One of the many victims of Sandy was Whalemina, the statue of a whale that was donated to Rockaway many years ago and then decorated by Rockaway’s artists. The large whale apparently returned to the sea during the storm, leaving only its tail behind to remind us of her passing.
Two of New York’s top sports stars were in Rockaway last weekend to serve needy resi-dents. Knick center Tyson Chan-dler and his wife have set up their own charity, Rebound for Rockaway. “It reminds me so much of New Orleans,” he said. “It was so familiar.” Another star, New York Jets Quarterback Mark Sanchez, who served food at PS 215 in Wavecrest. Observers say that he did not fumble the food plates.

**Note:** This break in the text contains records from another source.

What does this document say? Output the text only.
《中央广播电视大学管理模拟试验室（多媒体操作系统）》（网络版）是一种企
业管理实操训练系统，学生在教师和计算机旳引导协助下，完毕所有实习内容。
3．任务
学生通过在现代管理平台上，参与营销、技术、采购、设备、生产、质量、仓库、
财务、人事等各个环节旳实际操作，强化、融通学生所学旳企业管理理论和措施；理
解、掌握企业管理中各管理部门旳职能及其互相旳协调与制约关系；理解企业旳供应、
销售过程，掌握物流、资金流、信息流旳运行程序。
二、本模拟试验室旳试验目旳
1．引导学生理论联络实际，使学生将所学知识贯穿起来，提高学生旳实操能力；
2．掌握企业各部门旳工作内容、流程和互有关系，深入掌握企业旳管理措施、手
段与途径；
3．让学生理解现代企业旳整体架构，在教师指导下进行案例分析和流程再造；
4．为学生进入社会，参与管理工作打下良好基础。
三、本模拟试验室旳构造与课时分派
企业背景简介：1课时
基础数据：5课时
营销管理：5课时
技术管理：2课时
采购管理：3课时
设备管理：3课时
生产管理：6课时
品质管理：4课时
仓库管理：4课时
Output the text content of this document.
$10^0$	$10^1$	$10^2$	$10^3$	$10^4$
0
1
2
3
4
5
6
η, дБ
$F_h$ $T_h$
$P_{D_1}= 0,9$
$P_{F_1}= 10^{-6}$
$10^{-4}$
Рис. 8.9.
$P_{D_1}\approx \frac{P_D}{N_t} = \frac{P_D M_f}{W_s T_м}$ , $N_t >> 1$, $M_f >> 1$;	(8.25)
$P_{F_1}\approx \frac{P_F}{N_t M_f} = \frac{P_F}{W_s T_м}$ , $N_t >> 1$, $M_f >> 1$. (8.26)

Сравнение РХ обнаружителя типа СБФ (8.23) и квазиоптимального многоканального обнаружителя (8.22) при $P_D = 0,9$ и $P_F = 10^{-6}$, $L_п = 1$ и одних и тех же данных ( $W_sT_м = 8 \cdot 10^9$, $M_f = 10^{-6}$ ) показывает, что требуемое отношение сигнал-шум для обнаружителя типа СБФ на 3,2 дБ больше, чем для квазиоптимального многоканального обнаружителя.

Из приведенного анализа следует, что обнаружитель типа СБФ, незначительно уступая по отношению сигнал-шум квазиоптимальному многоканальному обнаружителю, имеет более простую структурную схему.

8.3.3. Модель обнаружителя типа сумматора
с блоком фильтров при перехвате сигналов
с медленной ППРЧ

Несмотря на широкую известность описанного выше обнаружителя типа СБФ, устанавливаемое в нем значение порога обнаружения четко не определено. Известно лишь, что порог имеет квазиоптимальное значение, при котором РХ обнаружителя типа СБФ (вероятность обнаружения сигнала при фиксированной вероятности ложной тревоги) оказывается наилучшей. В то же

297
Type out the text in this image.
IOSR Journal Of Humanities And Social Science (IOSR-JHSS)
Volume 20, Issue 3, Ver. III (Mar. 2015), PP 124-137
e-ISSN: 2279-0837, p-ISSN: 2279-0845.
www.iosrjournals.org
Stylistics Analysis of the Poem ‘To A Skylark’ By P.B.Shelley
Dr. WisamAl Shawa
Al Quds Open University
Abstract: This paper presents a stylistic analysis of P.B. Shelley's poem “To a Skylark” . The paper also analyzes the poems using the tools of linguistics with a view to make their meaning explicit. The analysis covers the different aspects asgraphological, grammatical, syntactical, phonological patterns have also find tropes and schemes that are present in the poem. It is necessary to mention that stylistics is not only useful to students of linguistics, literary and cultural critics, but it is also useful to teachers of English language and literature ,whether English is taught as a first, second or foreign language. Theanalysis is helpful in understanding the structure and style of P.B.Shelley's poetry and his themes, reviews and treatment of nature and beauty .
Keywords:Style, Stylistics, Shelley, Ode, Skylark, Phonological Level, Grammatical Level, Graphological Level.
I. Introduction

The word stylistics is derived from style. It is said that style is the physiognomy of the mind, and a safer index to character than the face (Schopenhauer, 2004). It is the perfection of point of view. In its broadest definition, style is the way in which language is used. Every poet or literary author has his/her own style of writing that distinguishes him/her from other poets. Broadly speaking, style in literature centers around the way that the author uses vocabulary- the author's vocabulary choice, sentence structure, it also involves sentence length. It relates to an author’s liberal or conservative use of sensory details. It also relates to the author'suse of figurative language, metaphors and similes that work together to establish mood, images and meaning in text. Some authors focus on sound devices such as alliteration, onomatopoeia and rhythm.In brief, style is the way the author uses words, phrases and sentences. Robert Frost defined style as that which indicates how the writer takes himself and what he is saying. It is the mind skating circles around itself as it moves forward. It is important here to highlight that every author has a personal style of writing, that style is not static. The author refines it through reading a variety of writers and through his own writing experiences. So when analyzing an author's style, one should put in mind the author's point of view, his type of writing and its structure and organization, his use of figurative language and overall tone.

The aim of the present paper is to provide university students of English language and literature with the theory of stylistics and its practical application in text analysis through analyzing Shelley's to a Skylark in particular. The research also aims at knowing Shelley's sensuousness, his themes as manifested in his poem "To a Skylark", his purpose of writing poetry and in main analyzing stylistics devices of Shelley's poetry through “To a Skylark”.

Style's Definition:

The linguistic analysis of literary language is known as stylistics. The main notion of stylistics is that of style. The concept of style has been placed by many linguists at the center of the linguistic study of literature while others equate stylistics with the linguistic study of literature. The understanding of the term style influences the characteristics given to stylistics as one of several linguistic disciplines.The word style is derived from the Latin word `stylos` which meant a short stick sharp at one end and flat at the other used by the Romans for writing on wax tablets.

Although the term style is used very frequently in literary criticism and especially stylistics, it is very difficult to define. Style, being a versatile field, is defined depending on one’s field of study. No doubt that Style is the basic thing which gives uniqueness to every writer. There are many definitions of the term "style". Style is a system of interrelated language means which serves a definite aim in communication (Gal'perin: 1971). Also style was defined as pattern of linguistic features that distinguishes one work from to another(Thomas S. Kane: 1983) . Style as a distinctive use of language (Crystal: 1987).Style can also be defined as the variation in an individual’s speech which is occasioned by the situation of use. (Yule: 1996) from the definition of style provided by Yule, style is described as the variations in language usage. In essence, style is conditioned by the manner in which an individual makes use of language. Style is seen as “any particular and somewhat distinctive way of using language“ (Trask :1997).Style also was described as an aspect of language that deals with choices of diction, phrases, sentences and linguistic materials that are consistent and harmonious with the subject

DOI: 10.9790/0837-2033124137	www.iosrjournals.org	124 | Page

Congressman Gregory Meeks and former Congressman Anthony Weiner teamed up to write an op-ed piece for Wednesday’s Daily News. In the piece, which was entitled “The Rockaways, on Solid Ground,” the two politicians call for the completion of a study that started in 2004. The study, the two say, is only one year from completion and they are sure that it will call for jetties to be built along the ocean front. They note that the boardwalk still stands in areas where there are jetties in place. In addition, they call for a continuation of the affordable ferry service that was recently started by the city and is to remain in place until A Train service is resumed. The third recommendation is to reopen Peninsula Hospital Center or to replace it with another health and emergency care facility.
A quick tour of the Beach 116 Street shopping area reveals that many of the stores are up and running, albeit with reduced abilities. It seems that the shops on the north (Jamaica Bay) end of the north-south street fared far worse than stores on the beach end of the street, just as the American Airlines Flight 587 Memorial on the beachfront fared much better than Tribute Park, right on the bay. It seems strange than none of the banks on the street have been able to reopen and some locals worry about the valuables that they had in the bank’s vaults when the storm hit.
While the rest of the city seems to be moving ahead as if nothing important happened late last month, Rockaway and the rest of the south shore continues to suffer. Nancy Cregan recently pointed out that the city was focused on the Christmas Tree lighting while she had no power or heat, no place to shop locally, no vehicle, a cable provider who says that her service cannot be restored until mid-January, a massive, toxic garbage pile nearby at Riis park and the inability to get to the motor vehicle office to turn in her plates. She says not to worry, however, because she got her LIPA bill demanding payment even though she has had no power for more than three weeks.
While Mayor Michael Bloomberg and his hand-picked lackey Dennis Walcott continue to crow about graduation rates and while many of the city’s high schools got high grades for its graduates, the fact is that just 29 percent of public high school graduates are prepared for college-level work. There were only 25 high schools in the city where the majority of the students were college-ready, including two in Rockaway – Scholars’ Academy and Channel View School for Research. “Kids in a handful of schools are prepared for college, but tens of thousands in other schools are not, and that’s the problem,” said one insider. “That’s not a success by any measurement.”